Auto-undef debug uses of a deleted value

At the moment, debug uses of an Instruction are replaced with Undef in Instruction’s destructor (Instruction.cpp). My question is: is there a reason that we don’t do this in Value’s destructor instead, since Instruction’s dtor doesn’t cover cases such as use of a dead global?

(Alternative suggestion at end of post)


Here a contrived example that shows how we end up with misleading debug info (alternatively view in Compiler Explorer):

static void empty() {}
void ext();
void fun() {
  auto f = &ext;    // dbg.value(ext ptr, ...)
  f();
  f = ∅       // dbg.value(empty ptr, ...)
  f();
  ext();
}

Compiled with -O2 -g we end up with:

define dso_local void @_Z3funv() local_unnamed_addr #0 !dbg !9 {
  call void @llvm.dbg.value(metadata ptr @_Z3extv, metadata !14, metadata !DIExpression()), !dbg !16
  tail call void @_Z3extv(), !dbg !17
  ; NOTE: Ideally there should be a dbg.value(undef) here.
  tail call void @_Z3extv(), !dbg !18
  ret void, !dbg !19
}

The llvm.dbg.value intrinsic for the second assignment to f is dropped due to this sequence of events:

  1. SROA promotes the function pointer store-loads with the function pointer value (the indirect calls become direct calls)
  2. The call to empty is removed by the inliner.
  3. empty has internal linkage and no users so is deleted.
  4. The llvm.dbg.value describing the second assignment has its value (ptr to empty) replaced with empty metadata.
  5. The empty metadata operand signals that the debug intrinsic is fair game to be cleaned up, so it is deleted by EarlyCSEPass .
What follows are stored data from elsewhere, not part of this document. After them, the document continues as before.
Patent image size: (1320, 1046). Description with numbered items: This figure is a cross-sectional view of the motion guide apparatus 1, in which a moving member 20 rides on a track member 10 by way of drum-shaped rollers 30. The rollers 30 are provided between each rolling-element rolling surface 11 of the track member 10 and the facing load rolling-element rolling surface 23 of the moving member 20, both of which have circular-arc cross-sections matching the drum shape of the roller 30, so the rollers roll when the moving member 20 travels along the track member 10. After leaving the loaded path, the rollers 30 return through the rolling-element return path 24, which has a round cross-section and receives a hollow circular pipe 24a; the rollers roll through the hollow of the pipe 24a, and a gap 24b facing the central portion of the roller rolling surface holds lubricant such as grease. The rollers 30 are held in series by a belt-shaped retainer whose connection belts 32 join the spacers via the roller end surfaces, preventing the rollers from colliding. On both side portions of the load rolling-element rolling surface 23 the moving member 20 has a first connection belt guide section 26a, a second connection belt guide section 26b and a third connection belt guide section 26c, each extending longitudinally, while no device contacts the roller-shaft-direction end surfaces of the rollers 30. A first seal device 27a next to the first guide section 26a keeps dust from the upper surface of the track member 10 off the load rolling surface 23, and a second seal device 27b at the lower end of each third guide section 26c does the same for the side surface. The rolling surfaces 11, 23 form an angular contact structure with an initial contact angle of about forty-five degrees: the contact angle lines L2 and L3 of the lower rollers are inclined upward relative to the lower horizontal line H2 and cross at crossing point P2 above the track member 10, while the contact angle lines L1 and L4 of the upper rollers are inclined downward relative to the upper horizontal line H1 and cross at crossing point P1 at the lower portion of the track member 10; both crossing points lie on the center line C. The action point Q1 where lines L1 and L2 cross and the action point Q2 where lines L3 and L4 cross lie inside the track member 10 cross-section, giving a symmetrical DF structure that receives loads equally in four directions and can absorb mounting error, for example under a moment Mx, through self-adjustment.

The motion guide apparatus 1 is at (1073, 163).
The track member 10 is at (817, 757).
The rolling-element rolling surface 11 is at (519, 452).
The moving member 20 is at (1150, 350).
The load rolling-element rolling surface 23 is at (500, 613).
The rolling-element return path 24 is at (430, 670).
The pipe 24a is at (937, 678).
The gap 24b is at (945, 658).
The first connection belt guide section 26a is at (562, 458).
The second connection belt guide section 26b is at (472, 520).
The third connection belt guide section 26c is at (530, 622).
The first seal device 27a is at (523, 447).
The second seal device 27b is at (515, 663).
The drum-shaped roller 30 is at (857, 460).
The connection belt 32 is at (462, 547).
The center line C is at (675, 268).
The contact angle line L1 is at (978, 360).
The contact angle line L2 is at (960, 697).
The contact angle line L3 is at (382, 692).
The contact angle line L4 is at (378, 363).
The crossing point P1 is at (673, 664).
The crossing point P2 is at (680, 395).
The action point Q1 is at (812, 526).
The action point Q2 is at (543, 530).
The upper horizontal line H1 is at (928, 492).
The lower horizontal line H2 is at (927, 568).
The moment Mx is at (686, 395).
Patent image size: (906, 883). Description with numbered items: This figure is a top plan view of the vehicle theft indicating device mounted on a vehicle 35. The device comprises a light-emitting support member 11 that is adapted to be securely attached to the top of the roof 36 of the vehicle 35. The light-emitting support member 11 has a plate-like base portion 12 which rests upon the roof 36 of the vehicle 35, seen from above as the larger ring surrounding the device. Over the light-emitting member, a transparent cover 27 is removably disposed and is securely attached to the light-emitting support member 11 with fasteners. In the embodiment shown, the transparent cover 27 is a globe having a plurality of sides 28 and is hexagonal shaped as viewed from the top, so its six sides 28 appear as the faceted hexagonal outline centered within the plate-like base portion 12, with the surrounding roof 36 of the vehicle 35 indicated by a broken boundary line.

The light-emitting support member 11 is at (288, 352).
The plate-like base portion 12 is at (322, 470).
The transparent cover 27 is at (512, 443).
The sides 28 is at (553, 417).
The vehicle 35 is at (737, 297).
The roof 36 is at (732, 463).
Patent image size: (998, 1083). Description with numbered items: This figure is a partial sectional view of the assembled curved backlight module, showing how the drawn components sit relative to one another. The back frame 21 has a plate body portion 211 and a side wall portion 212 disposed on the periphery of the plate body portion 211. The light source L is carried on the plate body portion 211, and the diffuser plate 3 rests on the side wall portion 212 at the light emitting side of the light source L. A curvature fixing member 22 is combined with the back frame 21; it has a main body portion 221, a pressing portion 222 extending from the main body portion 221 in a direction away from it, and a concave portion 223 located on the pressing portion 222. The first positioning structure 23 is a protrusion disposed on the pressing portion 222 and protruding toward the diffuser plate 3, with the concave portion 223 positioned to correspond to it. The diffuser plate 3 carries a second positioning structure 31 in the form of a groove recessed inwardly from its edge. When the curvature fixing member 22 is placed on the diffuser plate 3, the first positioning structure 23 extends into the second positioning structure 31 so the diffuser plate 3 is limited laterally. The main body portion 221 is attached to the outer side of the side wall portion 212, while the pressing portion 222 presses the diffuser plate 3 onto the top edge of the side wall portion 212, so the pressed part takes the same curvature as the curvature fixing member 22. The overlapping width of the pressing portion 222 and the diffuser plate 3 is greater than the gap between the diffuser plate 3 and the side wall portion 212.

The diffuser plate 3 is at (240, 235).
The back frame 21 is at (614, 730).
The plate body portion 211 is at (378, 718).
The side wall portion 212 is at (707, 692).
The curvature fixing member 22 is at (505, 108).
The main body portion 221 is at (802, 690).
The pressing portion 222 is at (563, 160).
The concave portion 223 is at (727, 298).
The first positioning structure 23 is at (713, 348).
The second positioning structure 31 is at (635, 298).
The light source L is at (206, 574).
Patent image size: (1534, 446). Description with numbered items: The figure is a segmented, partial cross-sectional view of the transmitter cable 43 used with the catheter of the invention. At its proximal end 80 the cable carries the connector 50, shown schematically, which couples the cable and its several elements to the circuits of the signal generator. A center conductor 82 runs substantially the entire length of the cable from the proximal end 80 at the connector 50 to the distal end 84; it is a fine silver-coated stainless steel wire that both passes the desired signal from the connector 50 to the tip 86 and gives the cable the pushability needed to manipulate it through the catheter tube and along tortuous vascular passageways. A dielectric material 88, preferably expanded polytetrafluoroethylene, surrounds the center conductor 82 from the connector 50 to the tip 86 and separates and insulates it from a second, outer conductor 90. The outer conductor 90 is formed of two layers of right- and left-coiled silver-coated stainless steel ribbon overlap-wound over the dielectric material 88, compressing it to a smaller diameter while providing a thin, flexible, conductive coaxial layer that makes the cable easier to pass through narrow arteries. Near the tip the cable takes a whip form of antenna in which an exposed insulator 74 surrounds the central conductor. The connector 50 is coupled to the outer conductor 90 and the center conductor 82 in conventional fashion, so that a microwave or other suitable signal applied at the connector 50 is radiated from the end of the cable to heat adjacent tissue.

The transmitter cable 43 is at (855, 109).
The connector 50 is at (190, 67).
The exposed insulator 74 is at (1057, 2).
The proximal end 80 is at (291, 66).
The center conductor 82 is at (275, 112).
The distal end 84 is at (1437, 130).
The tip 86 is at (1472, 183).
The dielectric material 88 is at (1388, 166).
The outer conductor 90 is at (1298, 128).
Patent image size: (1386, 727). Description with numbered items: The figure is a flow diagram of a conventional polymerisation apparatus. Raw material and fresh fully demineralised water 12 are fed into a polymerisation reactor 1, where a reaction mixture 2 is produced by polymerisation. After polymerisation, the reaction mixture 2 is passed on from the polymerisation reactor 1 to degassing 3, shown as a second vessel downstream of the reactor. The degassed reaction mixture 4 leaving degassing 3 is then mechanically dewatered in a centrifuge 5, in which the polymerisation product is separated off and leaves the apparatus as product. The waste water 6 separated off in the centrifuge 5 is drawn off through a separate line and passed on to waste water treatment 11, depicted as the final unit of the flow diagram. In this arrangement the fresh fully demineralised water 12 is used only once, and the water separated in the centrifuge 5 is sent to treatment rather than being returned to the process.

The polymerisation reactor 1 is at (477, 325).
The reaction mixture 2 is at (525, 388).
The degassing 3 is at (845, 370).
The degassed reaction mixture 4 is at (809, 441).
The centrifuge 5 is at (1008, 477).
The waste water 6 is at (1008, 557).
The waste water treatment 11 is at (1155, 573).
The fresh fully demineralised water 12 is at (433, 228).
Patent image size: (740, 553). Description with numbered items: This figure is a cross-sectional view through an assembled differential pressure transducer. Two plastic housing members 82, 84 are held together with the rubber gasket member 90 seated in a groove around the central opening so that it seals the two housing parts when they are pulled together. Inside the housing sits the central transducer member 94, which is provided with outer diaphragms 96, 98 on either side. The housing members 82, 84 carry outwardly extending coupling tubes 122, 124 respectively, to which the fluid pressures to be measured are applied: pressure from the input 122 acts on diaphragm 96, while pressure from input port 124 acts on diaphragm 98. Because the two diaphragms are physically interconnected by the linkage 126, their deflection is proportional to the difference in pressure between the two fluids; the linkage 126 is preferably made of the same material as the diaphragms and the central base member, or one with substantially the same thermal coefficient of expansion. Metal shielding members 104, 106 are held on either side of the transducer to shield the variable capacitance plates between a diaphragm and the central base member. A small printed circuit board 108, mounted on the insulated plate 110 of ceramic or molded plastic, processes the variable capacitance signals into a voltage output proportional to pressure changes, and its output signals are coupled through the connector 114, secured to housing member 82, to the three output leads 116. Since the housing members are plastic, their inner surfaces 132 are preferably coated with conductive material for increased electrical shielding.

An alternative strategy could be to redefine the semantics of empty metadata in debug intrinsics. We could say that empty metadata in place of a value means what Undef currently means (the value / location of the variable is unknown). Then we don’t need to perform this RAUW at all. It’s just a thought though and I’ve not done any experimenting for that - opinions on this welcome too.

2 Likes

And here is a simpler example that demonstrates a dropped intrinsic but without the additional scaffolding required to produce incorrect debug info (since an undef dbg.value here is essentially equivalent to no dbg.value):

static void empty() {}
void fun() { auto e = ∅ }

becomes:

define dso_local void @_Z3funv() local_unnamed_addr #0 !dbg !7 {
entry:
  ret void, !dbg !13
}

Thanks for highlighting this case! After looking through your example, I agree it seems best to move the auto-undef to Value to cover cases such as this.

Hmm, I am still relatively new to the debug info portion of LLVM, so it’s hard for me to imagine the full impact of this potential change in semantics… Are there any cases where we do want to allow empty debug value inputs to still be cleaned up? If yes, then it suggests to me that we should leave the semantics as there are, since it shows that the different meanings of empty vs. undef are useful.

Based on recent discussions I think we’re probably going to need to change the auto-undef mechanism to auto-poison instead. So, if we do choose to go down that route (rather than change empty-metadata semantics) that change should happen first, i.e. change Instruction’s dtor to auto-poison, fixup tests etc, then move the behaviour from Instruction to Value’s dtor.

I get the feeling that the behaviour is just a historical artefact of the codebase, but I can’t say that with certainty. Going down the redefining-empty-metadata-semantics route would be more disruptive, so maintaining the auto-undef/poison route for now makes sense until someone has time to have a deeper look IMO (even though I do slightly prefer that idea from a design standpoint at the moment).

1 Like